Workshop W5-BECOMLLM: BEComLLM: Bridging Evolutionary Computing and Large Language Models

Proposers

Niki van Stein, Anna V. Kononova, Thomas Bäck, Roman Senkerik and Michal Pluhace

Workshop Code

Please use the following code when submitting your paper to this Workshop: W5-BECOMLLM

Scope and Aims

The primary goal of this workshop is to explore the potential of combining Large Language Models (LLMs) and Evolutionary Computing (EC) to advance research in both fields and their interconnection. This synergy aims to expand the boundaries of optimisation, artificial intelligence, and machine learning by exploring new methodologies and applications. By fostering a collaborative platform for researchers and practitioners, the session aims to:

  • Encourage innovative approaches that leverage the strengths of LLMs and EC techniques.
  • Enable the creation of more adaptive, efficient, and scalable algorithms by integrating evolutionary mechanisms with advanced LLM capabilities.
  • Inspire novel research directions that could reshape AI, specifically LLMs, and optimisation fields through this hybridisation.
  • Achieve a better understanding and explanation of how these two seemingly disparate fields are related and how knowledge of their functions and operations can be leveraged.

Content and Objectives

The session will focus on a range of topics at the intersection of LLMs and Evolutionary Computing, with the following key objectives:

  1. Evolutionary Prompt Engineering: Develop effective prompt optimisation strategies using evolutionary algorithms to maximise the utility of LLMs in tasks such as text generation, summarisation, and question answering.
  2. LLM-Guided Evolutionary Algorithms: Investigate how LLMs can be integrated into evolutionary algorithms to guide search processes, provide domain expertise, and generate candidate solutions.
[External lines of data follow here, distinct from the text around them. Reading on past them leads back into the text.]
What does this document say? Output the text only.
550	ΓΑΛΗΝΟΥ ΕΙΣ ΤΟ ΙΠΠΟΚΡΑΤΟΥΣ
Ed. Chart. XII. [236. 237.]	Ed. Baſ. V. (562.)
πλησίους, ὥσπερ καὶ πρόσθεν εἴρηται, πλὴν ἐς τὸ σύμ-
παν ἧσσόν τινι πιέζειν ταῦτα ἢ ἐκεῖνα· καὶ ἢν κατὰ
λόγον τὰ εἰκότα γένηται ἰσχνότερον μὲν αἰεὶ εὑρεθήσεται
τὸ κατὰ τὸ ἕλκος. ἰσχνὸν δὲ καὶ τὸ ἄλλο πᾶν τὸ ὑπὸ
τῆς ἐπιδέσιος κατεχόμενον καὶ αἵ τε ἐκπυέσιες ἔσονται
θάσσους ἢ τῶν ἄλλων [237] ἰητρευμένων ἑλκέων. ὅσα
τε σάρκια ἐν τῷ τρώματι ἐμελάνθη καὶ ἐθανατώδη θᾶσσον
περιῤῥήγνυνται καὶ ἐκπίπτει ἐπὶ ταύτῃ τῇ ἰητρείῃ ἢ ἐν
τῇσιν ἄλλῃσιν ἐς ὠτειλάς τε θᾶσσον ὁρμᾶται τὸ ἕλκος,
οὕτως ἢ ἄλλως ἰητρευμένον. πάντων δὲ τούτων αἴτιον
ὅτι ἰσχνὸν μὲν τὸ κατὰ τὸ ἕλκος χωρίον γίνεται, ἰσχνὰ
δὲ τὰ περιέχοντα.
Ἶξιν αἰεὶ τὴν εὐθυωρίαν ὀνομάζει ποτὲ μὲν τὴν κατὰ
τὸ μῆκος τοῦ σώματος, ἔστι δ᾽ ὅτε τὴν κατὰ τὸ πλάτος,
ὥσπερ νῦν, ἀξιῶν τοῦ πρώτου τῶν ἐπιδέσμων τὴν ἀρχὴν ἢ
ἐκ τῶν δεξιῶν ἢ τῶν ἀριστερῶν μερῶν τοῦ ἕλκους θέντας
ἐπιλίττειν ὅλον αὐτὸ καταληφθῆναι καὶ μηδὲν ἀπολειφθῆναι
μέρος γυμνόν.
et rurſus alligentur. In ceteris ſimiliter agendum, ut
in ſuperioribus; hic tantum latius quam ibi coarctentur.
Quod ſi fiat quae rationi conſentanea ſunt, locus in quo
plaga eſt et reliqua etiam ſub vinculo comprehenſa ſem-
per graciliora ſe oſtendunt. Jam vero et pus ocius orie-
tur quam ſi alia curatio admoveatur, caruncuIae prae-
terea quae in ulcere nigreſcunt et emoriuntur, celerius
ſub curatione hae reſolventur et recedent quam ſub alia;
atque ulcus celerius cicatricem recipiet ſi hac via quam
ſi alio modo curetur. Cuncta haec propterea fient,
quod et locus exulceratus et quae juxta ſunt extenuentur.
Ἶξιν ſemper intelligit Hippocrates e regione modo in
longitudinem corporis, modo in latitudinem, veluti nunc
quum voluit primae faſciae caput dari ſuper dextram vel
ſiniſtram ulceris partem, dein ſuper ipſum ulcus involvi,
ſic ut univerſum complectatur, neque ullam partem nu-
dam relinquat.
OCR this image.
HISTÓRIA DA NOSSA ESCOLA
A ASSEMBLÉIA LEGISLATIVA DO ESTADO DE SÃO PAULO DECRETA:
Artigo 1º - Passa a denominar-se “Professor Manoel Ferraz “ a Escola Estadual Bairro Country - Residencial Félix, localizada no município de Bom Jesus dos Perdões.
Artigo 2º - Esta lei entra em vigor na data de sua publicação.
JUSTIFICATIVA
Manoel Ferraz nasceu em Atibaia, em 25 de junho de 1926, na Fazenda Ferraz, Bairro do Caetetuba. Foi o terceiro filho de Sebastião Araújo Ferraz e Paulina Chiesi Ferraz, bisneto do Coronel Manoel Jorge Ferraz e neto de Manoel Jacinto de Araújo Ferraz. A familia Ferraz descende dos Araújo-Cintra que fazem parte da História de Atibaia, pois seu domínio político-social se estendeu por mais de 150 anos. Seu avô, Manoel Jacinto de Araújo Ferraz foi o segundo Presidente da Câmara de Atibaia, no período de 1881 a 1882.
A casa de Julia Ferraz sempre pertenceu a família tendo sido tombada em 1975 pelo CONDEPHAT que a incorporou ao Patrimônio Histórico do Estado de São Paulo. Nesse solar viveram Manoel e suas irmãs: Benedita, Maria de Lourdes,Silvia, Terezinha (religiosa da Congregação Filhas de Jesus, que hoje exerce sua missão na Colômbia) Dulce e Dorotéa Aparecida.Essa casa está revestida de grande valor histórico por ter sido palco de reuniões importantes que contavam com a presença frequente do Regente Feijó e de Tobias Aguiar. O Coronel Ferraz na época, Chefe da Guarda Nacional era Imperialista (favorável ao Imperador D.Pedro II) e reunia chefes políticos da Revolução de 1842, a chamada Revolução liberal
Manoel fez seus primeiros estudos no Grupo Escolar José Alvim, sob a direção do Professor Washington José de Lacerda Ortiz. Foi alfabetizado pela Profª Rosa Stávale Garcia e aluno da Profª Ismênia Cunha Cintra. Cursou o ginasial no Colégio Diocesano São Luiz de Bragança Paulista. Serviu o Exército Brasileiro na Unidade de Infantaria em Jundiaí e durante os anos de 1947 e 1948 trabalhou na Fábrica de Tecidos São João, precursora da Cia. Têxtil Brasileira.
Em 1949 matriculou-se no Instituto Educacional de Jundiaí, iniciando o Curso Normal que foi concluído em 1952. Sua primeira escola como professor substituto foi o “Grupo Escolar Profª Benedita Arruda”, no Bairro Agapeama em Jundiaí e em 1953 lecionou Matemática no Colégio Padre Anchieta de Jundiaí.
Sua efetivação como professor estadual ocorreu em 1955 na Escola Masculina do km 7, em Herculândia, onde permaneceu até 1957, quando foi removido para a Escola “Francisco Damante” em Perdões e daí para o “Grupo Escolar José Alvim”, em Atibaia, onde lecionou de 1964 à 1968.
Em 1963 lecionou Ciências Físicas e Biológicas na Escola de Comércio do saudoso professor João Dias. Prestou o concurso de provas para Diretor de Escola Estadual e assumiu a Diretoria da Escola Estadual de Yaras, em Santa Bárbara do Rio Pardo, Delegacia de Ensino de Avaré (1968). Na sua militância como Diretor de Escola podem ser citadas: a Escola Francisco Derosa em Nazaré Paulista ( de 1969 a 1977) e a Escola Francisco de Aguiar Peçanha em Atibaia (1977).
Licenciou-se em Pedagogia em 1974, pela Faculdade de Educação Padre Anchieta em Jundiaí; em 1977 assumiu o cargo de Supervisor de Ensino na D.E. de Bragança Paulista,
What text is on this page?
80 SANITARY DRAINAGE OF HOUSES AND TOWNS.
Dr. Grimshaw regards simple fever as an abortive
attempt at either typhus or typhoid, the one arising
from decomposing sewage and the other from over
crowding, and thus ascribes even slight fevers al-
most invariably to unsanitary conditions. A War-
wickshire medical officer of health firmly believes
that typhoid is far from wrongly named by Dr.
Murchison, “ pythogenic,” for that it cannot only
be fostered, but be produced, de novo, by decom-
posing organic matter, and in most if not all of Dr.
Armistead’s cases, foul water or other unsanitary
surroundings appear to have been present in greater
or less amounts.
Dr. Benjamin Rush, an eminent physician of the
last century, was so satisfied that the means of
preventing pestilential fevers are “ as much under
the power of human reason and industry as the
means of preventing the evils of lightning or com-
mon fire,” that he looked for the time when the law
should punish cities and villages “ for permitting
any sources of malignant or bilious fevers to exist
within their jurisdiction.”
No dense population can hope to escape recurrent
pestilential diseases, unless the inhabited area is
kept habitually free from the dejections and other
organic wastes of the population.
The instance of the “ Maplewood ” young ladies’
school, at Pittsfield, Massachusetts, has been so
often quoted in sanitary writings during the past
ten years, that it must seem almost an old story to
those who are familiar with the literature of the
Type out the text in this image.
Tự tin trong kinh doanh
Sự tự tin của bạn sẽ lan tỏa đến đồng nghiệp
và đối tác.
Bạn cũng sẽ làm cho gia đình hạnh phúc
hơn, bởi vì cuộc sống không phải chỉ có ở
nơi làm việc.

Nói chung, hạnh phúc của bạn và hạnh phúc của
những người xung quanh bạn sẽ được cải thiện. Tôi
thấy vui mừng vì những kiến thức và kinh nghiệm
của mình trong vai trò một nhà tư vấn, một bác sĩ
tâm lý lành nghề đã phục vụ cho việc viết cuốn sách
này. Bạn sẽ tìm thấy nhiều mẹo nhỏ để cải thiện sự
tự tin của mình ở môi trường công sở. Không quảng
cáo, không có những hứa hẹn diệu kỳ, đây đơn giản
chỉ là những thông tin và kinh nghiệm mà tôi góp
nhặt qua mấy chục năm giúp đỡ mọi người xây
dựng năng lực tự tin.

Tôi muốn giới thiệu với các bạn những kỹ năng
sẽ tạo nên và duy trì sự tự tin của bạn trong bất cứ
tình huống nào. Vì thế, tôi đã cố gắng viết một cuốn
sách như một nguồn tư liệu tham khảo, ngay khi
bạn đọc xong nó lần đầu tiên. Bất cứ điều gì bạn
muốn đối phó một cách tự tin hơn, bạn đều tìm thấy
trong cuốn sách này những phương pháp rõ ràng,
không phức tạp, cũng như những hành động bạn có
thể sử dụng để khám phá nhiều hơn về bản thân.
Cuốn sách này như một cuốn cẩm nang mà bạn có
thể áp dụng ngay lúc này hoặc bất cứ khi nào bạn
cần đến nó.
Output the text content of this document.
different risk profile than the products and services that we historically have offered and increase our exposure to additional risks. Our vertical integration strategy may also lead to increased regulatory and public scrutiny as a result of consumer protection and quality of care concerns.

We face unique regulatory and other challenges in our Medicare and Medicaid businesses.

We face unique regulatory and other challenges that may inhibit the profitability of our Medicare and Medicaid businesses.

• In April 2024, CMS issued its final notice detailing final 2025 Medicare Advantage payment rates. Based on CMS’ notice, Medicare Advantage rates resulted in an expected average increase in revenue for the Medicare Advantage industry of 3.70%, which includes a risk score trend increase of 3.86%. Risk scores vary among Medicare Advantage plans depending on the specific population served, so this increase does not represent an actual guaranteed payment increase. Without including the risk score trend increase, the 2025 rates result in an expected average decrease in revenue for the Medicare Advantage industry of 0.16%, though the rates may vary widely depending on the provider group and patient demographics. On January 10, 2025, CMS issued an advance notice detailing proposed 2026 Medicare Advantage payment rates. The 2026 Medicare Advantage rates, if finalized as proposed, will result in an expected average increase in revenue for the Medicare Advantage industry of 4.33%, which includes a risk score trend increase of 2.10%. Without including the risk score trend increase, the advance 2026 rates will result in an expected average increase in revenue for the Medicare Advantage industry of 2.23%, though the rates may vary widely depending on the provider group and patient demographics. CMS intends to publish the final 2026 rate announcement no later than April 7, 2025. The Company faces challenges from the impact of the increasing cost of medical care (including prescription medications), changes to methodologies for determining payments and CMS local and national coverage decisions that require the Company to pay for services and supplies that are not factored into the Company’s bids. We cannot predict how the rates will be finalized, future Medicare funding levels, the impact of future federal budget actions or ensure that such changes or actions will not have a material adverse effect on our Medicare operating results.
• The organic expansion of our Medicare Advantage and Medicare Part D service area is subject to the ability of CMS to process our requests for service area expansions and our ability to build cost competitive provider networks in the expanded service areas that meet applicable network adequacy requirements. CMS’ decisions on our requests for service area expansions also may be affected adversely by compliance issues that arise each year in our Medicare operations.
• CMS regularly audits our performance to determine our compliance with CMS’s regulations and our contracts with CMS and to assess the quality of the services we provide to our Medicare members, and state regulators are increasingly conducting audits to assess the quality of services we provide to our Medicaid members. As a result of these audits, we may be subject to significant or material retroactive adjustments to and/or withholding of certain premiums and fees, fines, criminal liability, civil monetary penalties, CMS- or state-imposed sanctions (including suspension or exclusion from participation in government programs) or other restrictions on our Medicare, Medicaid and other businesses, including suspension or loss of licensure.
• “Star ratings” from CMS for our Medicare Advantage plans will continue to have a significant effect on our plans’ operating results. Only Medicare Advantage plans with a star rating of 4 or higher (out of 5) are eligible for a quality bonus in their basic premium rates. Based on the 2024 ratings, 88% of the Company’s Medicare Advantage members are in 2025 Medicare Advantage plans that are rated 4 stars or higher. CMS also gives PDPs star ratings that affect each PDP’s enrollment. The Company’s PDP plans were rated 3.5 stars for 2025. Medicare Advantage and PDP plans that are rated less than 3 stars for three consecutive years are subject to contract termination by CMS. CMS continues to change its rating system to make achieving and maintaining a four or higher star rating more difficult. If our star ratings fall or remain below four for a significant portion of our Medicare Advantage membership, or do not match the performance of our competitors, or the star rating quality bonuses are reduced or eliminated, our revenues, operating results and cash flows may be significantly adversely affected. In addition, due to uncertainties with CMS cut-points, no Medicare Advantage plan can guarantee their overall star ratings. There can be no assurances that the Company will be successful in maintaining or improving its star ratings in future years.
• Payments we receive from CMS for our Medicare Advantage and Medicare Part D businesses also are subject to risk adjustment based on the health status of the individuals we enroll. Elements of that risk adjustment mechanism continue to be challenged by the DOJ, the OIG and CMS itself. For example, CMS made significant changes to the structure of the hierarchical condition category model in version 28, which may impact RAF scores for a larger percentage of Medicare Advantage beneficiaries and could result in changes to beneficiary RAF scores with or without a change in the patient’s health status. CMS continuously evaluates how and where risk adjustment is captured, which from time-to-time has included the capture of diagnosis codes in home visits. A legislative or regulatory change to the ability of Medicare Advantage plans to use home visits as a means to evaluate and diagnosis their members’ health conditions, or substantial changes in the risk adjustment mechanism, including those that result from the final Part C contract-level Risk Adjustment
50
Exploring new ways of using LLMs for evolutionary operators (generating variation, selection,…).
  3. Evolutionary Learning: hybridizing LLMs, EC and ELO to iteratively evolve and refine solutions.
  4. Co-evolution of LLMs and EC Techniques: Examine the co-evolutionary process where both LLMs and EC techniques evolve together to solve complex, multimodal, and multi-objective problems.
  5. Benchmarking and Comparative Studies: Conduct studies to compare the effectiveness of LLM-enhanced evolutionary approaches with traditional EC methods across a variety of optimisation challenges.
  6. LLMs for Automated Code Generation in EC: Explore how LLMs can be used to automatically generate or refine code for evolutionary algorithms, potentially reducing development time and improving adaptability.
  7. Optimisation of LLM Architectures: Use evolutionary algorithms to fine-tune hyperparameters, architectures, and training processes of LLMs to boost their performance on specific tasks.
  8. Applications in Real-World Problems: Demonstrate practical applications of LLM-EC hybrid models in areas such as engineering, healthcare, finance, and creative industries, showcasing their real-world impact and utility.
  9. Better understanding, fine-tuning, model size, selection of model, and adaptation of Large Language Models for EC.

These content areas aim to push the boundaries of current research, driving both theoretical advancements and practical applications.